The Office of the Schools Adjudicator, which considers disputes over admission policies, says that selecting pupils because their parents or grandparents attended could be in breach of race relations legislation.

The adjudicator, upholding a complaint against St George's School in Hertfordshire, said the "admissions criteria are not in the interests of local parents and may conflict with the provisions of the Race Relations Act 1976".

In the lastest series of rulings on admissions policies, the adjudicator also upheld complaints concerning a number of schools where preference for selection was being given to children whose parents worked there.

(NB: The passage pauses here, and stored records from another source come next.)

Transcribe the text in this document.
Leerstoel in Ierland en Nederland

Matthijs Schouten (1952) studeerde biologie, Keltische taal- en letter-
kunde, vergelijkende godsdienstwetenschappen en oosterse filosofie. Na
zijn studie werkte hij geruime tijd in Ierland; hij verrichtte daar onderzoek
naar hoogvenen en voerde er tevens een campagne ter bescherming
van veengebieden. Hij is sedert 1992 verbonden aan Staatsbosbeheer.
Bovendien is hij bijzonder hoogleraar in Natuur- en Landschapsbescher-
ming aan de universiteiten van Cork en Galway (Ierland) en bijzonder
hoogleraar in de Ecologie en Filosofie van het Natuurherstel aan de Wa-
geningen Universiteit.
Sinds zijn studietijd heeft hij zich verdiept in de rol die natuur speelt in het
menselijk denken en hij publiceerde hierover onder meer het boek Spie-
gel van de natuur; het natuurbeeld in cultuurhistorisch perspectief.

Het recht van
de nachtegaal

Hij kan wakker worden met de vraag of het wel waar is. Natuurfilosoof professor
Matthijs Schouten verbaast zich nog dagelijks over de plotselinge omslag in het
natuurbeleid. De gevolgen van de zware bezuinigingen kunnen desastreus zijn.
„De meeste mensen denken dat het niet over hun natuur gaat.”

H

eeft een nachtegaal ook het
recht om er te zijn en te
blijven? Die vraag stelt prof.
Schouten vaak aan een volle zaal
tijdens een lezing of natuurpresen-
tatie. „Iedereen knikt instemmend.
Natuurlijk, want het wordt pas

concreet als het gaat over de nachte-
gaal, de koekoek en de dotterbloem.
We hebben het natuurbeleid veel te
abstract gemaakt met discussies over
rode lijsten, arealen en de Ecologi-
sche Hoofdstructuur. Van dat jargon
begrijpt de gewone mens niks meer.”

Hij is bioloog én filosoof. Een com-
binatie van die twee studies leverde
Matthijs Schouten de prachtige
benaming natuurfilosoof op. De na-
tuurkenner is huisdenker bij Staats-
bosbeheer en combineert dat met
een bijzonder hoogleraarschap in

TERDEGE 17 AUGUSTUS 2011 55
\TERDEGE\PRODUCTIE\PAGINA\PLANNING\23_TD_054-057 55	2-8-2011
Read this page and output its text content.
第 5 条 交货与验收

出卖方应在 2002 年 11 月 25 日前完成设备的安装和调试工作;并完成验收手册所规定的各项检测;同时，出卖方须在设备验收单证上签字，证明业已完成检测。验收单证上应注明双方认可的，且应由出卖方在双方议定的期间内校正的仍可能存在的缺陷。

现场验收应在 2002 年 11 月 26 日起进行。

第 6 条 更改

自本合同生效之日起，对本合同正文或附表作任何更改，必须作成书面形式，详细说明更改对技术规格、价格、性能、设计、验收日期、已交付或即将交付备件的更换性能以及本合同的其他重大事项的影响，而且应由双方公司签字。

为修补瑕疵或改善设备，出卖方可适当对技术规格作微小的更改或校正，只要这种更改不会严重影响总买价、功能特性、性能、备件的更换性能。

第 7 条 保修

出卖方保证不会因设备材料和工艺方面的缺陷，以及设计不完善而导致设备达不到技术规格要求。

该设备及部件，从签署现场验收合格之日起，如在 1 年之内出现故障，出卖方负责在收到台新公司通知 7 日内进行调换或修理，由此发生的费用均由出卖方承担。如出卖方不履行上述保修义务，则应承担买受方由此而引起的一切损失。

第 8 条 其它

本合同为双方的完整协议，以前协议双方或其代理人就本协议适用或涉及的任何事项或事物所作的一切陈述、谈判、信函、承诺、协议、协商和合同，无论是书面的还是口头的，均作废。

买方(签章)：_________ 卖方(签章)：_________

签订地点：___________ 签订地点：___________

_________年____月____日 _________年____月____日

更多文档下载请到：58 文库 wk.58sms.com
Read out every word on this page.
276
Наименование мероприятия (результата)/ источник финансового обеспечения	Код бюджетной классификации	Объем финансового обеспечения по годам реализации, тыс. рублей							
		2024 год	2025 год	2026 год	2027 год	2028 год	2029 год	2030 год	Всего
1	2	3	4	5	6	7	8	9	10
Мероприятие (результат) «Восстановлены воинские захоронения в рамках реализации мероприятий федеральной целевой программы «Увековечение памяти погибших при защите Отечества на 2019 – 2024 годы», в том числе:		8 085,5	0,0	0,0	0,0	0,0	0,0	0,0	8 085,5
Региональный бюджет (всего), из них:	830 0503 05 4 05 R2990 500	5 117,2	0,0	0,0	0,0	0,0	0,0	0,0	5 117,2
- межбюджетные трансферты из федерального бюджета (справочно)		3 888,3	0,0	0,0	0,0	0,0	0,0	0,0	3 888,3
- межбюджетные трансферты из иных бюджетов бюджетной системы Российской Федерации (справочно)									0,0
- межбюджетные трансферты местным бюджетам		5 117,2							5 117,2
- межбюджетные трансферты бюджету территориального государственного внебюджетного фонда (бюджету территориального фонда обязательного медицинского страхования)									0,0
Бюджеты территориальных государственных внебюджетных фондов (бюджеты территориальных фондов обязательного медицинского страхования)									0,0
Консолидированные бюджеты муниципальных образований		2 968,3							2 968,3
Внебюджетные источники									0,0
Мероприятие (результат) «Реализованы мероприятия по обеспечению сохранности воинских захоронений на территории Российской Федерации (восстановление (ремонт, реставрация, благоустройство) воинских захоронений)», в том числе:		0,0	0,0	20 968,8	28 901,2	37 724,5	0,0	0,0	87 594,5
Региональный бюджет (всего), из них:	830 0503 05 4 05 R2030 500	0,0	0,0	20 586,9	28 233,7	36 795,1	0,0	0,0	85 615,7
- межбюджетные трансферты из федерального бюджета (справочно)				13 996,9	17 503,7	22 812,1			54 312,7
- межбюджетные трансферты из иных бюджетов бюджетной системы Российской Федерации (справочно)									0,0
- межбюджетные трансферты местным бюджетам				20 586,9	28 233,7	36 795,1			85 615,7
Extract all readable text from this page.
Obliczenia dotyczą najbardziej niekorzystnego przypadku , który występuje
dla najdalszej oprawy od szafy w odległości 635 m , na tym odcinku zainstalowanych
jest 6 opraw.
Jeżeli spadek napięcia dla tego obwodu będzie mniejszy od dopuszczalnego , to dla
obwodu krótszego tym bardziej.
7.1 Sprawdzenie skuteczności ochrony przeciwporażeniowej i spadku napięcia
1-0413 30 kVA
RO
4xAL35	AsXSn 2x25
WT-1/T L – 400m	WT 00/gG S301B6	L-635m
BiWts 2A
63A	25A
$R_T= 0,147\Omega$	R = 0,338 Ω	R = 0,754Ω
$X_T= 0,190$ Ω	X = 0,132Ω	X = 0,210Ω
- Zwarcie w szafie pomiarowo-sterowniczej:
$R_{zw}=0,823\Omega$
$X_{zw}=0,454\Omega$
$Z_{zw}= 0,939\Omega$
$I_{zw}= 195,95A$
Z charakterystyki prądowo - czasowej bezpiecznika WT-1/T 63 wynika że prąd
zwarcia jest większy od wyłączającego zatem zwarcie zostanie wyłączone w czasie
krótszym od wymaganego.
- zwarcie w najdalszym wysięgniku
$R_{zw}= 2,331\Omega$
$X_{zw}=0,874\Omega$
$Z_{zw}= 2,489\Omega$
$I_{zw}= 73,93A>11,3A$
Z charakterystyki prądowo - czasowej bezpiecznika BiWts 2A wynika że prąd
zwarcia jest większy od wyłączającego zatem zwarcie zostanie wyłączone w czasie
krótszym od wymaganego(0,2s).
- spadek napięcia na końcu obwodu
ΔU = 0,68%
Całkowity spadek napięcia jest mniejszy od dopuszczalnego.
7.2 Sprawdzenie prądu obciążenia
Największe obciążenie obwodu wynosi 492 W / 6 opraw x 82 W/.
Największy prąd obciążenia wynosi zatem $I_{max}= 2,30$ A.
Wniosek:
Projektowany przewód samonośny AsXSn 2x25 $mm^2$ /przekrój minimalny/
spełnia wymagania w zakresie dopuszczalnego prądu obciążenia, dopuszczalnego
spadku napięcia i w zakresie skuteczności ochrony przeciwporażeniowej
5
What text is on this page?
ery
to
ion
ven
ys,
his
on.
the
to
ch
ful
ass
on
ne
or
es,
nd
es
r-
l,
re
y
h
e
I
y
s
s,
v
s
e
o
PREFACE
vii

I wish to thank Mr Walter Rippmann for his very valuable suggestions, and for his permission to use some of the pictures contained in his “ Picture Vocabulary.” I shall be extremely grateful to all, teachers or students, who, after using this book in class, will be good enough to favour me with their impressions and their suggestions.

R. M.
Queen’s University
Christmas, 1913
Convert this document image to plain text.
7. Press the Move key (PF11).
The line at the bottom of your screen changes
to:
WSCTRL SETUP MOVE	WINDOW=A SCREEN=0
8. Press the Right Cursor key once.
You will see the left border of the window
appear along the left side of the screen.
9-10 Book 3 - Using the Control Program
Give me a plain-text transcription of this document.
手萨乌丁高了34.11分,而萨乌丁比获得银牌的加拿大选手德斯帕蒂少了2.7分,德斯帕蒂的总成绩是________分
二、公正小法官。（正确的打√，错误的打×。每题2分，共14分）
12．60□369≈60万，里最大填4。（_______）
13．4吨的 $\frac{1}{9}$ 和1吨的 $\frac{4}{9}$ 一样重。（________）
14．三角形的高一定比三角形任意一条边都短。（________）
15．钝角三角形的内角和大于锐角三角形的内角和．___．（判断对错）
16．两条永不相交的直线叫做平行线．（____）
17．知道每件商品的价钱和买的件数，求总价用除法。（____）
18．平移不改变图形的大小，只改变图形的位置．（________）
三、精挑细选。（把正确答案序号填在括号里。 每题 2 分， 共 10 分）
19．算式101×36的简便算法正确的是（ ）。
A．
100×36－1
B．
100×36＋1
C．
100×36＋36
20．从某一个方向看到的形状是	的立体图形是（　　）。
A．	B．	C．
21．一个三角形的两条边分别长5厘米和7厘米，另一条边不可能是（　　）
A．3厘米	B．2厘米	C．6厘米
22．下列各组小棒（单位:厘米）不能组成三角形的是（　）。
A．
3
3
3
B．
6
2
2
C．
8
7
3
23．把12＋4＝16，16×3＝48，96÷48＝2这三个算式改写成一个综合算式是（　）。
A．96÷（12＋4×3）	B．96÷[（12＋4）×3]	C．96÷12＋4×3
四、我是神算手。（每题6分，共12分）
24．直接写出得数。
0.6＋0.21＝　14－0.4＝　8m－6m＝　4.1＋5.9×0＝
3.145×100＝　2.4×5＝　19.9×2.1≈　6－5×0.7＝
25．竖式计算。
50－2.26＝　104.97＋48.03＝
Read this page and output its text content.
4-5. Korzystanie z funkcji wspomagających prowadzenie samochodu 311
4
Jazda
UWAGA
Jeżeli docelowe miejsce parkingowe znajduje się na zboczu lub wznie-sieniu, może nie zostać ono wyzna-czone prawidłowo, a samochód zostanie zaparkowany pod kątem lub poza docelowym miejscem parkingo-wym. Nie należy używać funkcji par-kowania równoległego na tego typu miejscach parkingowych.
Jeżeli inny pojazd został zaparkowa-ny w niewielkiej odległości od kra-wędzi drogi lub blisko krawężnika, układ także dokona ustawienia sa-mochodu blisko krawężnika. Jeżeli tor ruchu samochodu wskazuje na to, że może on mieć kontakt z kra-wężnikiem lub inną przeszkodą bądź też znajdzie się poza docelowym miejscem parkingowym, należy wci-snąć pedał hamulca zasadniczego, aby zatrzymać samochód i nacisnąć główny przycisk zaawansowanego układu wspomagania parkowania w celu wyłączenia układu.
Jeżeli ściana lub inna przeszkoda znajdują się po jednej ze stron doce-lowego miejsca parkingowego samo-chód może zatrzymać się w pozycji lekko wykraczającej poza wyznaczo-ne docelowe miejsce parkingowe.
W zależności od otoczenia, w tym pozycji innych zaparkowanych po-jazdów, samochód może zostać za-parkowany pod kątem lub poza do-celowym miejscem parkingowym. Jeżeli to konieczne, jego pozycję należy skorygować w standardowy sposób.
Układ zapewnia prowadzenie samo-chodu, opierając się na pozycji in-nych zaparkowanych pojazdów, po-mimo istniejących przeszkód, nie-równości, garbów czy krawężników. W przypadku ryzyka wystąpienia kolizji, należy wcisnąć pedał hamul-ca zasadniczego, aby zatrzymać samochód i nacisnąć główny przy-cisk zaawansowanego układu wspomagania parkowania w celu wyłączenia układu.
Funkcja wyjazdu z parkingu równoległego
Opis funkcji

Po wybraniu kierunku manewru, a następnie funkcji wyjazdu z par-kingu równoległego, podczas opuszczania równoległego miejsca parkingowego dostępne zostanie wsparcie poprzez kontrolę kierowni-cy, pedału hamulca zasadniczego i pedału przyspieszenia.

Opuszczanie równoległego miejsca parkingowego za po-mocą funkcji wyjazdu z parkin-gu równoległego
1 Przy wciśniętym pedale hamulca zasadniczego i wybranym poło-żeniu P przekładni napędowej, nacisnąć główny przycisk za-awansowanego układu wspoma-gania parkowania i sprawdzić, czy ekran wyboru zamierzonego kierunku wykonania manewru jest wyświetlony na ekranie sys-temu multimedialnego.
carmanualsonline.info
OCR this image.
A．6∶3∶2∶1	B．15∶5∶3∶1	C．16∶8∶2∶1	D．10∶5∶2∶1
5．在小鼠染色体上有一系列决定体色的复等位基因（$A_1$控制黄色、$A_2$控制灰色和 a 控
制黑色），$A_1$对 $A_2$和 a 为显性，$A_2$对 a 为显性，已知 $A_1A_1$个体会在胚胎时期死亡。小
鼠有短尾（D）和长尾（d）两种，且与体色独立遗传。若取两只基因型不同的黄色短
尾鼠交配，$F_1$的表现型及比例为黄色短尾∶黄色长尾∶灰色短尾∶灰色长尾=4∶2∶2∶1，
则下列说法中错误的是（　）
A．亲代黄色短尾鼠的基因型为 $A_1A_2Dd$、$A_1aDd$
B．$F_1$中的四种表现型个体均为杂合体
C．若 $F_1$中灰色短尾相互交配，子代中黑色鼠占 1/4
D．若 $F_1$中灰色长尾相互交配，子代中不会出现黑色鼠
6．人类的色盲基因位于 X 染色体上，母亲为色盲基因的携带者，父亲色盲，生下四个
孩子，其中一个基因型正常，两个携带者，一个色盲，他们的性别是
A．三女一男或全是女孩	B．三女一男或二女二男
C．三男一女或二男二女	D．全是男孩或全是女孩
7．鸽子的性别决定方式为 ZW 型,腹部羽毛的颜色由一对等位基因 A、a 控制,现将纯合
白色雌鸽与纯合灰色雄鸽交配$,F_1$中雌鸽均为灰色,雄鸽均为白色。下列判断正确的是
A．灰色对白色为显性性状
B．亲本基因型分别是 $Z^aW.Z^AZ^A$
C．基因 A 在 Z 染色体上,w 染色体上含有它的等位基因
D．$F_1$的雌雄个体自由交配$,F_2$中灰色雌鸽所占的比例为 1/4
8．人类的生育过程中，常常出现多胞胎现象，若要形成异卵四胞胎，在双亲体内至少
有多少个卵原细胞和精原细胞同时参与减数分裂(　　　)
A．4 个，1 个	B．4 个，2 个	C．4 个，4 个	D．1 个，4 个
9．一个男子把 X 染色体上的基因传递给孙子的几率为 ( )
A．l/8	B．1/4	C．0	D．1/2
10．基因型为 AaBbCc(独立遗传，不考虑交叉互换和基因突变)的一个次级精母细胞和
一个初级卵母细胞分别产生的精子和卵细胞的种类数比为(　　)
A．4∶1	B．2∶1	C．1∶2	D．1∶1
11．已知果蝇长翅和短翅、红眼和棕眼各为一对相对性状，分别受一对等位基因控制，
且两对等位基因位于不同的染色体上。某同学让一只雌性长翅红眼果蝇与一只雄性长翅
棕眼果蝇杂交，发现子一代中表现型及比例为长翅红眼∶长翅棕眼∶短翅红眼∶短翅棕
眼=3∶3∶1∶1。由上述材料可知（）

There were also reductions imposed on the proportion of pupils allowed to be selected on grounds of ability, with Watford Girls Grammar being required to reduce its number of pupils selected on the grounds of aptitude from 50% to 35%.

Right to selection upheld

These "partially selective" institutions are state schools, which are allowed to operate a selection policy for a proportion of their intake - on grounds such as academic ability.

After accusations that the independent adjudicator was setting a pattern of acting against selection, the latest batch of rulings also includes cases where rulings have upheld the right to limited selection.

In the London Borough of Croydon, objections had been made to selection policies in five secondary schools - with four out of the five complaints largely rejected.

But in St Joseph's Voluntary Aided College an objection from the local education was upheld against the practice of giving preference for places on the basis of past family links with the school.